From Edinburgh, on the 3rd June, Boswell wrote to Mr. Temple as follows:—

“On my arrival here I had the pleasure to find my wife and two little daughters as well as I could wish; but indeed, my worthy friend, it required some philosophy to bear the change from England to Scotland. The unpleasing tone, the rude familiarity, the barren conversation, of those whom I found here, in comparison with what I had left, really hurt my feelings.... The General Assembly is sitting, and I practise at its bar. There is de facto something low and coarse in such employment, though on paper it is a Court of Supreme Judicature; but guineas must be had.”

“Low and coarse” as Boswell regarded the practice of his profession in the General Assembly of the Church of Scotland, he acknowledges that he did not perform his part without some misgiving. “Do you know,” he proceeds, “it requires more than ordinary spirit to do what I am to do this very morning; I am to go to the General Assembly and arraign a judgment pronounced last year by Dr. Robertson, John Home, and a good many more of them, and they are to appear on the other side. To speak well, when I despise both the cause and the judges, is difficult; but I believe I shall do so wonderfully. I look forward with aversion to the little dull labours of the Court of Session.”
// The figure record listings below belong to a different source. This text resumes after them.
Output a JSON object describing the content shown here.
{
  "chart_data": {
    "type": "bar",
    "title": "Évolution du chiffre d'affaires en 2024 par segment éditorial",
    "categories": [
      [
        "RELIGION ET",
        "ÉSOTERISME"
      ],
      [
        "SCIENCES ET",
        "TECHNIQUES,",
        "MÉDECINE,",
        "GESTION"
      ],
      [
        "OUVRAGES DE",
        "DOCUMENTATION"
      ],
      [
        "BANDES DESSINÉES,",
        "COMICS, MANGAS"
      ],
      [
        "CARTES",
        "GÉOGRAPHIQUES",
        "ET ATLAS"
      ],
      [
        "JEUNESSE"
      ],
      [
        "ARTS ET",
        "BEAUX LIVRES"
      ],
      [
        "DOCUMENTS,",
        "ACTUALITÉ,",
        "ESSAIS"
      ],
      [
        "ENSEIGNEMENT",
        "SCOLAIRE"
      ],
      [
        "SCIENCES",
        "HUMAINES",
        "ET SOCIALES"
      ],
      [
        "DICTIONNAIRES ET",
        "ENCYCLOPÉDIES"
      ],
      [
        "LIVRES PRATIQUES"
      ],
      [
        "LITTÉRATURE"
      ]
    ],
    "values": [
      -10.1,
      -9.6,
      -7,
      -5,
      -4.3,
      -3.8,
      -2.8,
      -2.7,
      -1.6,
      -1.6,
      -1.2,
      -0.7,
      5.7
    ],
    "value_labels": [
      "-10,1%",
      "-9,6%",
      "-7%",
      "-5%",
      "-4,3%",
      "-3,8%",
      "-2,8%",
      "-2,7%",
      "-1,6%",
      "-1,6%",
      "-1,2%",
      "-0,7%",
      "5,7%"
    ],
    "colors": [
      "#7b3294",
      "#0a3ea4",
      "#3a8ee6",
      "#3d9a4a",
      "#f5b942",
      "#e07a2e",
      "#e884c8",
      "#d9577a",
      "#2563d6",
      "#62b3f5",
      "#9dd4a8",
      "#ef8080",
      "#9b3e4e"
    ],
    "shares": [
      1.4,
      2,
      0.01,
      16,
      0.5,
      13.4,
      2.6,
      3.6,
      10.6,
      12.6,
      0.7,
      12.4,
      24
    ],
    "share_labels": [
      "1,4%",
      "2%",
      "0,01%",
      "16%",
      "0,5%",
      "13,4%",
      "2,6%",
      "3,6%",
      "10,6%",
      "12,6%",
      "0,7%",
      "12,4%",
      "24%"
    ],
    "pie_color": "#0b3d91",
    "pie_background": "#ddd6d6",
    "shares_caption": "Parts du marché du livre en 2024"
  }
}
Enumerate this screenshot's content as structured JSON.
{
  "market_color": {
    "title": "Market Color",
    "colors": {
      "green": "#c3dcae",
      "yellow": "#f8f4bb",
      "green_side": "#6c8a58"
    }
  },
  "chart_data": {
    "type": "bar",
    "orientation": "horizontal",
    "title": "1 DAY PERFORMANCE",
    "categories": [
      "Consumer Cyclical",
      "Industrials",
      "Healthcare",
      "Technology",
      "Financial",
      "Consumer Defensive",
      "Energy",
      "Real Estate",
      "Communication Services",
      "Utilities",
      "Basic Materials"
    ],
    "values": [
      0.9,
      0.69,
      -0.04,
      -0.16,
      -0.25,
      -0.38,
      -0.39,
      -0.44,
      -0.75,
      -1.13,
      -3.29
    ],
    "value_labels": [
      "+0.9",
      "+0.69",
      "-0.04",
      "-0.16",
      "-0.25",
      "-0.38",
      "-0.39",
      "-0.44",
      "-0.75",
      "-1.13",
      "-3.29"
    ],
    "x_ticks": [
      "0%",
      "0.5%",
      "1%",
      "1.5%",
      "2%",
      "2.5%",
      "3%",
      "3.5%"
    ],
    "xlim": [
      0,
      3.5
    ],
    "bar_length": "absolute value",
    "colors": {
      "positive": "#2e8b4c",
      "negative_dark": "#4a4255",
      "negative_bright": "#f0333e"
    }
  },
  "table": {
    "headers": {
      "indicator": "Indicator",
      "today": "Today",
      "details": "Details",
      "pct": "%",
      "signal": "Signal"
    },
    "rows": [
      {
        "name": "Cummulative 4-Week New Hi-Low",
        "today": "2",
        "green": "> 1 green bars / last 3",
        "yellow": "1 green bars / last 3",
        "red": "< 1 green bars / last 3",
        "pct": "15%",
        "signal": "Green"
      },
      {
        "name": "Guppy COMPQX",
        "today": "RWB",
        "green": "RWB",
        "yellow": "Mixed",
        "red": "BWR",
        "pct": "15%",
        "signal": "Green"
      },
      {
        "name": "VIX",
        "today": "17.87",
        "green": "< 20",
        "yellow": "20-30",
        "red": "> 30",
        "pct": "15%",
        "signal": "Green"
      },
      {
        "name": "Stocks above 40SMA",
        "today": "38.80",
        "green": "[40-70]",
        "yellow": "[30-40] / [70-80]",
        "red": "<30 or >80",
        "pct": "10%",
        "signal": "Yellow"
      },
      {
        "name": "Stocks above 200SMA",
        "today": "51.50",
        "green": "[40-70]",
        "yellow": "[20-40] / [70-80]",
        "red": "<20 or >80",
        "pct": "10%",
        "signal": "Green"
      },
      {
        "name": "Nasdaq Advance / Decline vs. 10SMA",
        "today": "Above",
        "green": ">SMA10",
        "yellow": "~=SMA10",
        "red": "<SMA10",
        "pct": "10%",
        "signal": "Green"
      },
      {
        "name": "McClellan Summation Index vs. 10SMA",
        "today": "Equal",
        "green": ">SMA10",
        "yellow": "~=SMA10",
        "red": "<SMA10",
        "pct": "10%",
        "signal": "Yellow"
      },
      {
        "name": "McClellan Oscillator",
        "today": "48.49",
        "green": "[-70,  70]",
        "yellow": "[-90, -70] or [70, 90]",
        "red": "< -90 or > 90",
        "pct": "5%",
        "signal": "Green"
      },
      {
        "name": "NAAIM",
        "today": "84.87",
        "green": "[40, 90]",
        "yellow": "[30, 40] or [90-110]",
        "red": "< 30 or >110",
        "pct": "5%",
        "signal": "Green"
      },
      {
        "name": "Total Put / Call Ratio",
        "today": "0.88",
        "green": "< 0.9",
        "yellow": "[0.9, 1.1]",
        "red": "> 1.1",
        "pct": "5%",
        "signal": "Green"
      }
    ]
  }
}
Besides being disgusted with the Scottish Lord Advocate, Scottish manners, and Scottish courts, ecclesiastical and civil, Boswell was particularly dissatisfied with his father. He had sent him, he writes, “a conciliatory letter, but he fears he is callous.” In dread of the paternal allowance being discontinued, he writes,—

“If Lord Mountstuart would but give me an independency from the King while my father lives, I should be a fine fellow.” He adds, “My promise under the venerable yew has kept me sober.”
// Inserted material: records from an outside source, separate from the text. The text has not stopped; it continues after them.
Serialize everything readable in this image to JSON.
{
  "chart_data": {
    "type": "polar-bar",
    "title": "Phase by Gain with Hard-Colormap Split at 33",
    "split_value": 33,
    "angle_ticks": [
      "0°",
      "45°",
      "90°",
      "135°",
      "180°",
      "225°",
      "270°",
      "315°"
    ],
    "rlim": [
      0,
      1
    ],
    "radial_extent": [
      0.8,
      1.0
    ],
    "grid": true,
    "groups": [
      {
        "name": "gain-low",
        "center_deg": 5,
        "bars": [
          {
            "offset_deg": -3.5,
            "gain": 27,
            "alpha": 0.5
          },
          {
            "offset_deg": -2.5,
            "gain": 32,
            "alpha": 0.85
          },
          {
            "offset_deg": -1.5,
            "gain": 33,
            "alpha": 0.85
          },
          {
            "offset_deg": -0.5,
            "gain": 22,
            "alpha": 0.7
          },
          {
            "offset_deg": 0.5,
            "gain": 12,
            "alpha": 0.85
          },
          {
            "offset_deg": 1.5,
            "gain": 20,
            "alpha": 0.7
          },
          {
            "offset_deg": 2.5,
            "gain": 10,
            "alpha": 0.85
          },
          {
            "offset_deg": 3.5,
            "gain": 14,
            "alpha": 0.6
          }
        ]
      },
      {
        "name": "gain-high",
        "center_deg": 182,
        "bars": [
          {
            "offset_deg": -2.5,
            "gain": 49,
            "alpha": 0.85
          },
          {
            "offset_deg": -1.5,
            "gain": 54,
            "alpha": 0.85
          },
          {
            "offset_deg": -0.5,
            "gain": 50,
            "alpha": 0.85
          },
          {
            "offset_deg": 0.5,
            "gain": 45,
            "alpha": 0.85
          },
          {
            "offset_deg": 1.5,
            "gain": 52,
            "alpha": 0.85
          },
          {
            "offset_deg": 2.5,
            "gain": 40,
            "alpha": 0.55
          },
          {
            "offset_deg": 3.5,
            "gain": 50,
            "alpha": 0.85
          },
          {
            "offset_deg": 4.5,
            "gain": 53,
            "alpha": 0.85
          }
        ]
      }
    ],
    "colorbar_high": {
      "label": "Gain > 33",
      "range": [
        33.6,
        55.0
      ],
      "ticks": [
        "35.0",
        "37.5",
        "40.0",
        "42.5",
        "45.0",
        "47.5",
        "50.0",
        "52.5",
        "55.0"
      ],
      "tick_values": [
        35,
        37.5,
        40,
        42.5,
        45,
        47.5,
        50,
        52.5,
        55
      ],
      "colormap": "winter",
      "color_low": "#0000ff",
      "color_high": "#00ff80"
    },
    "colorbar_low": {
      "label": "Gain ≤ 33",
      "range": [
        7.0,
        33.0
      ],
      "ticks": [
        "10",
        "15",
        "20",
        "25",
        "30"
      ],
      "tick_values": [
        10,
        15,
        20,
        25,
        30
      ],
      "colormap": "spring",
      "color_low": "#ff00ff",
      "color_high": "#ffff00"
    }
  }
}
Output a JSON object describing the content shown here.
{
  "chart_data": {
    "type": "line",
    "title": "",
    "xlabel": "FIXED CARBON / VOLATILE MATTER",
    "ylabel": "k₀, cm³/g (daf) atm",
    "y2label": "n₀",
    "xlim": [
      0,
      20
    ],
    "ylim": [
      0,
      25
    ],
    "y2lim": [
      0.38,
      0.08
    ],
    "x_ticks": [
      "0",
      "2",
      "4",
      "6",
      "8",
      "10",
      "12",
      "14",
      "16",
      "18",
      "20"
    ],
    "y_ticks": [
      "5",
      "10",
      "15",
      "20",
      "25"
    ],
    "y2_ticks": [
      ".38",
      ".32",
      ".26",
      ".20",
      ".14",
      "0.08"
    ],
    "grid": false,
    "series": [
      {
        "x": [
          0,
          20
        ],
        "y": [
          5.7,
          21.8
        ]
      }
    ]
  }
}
Boswell’s habits were not more pleasing to his father than were his professional diligence and domestic economy. In the belief that his son was an incorrigible idler, Lord Auchinleck seriously meditated a withdrawal of his pension. But for his two children, disinheritance might have followed. To Mr. Temple on the 19th of June he wrote thus:—

“My father is most unhappily dissatisfied with me. My wife and I dined with him on Saturday; he did not salute her, though he had not seen her for three months; nor did he so much as ask her how she did, though she is advanced in pregnancy. I understand he fancies that if I had married another woman, I might not only have had a better portion with her, but might have been kept from what he thinks idle and extravagant conduct. He harps on my going over Scotland with a brute[56] (think how shockingly erroneous!), and wandering, or some such phrase, to London. In vain do I defend myself; even the circumstance that my last jaunt to London did not cost me £20—as I got forty-two guineas in London—does not affect him. How hard it is that I am totally excluded from parental comfort! I have a mind to go to Auchinleck next autumn, and try what living in a mixed stupidity of attention to common objects, and restraint from expressing any of my own feelings, can do with him. I always dread his making some bad settlement.”

Lord Auchinleck had solid grounds for indignation. He allowed his son £300 per annum, besides having provided him with a very expensive education. In the Scottish courts Boswell had abundant employment when he evinced the slightest inclination to attend to it. He had run himself aground; he owed a thousand pounds, which he could not pay, and his creditors were clamorous. Fretting under the unexpected burden which he was expected to sustain, Lord Auchinleck felt disposed to blame his daughter-in-law for encouraging his son’s extravagance, and it is not certain that Boswell took the blame solely upon himself. The worthy judge was at length got over, and Boswell recovered his elasticity. To Mr. Temple on the 12th August he writes as follows:—

“Tell me, my dear Temple, if a man who receives so many marks of more than ordinary consideration can be satisfied to drudge in an obscure corner, where the manners of the people are disagreeable to him? You see how soon I revive again. Could I but persuade my father to give me £400 a year, and let me go to the English Bar, I think I should be much better. That, however, seems to be impossible. As he is bound for £1,000 which I owe, he has resolved to lessen his allowance to me of £300 to £200. I must not dispute with him, but he is really a strange man. He is gone to Auchinleck. I intend to pass a little while with him there soon, and sound him; or there see just what attention can produce.”

In allusion to the request that his letters might be preserved, Boswell was assured by Mr. Temple that he too contemplated a publication. Boswell pronounces it “a charming thought.”[57] He refers exultingly to the attention he had lately received from Paoli. “For the last fortnight that I was in London,” he writes, “I lay at his house, and had the command of his coach.... I felt more dignity when I had several servants at my devotion, a large apartment, and the convenience and state of a coach; I recollected that this dignity in London was honourably acquired by my travels abroad, and my pen after I came home, so I could enjoy it with my own approbation; and in the extent and multiplicity of the metropolis other people had not even the materials for finding fault, as my situation was not particularly known.”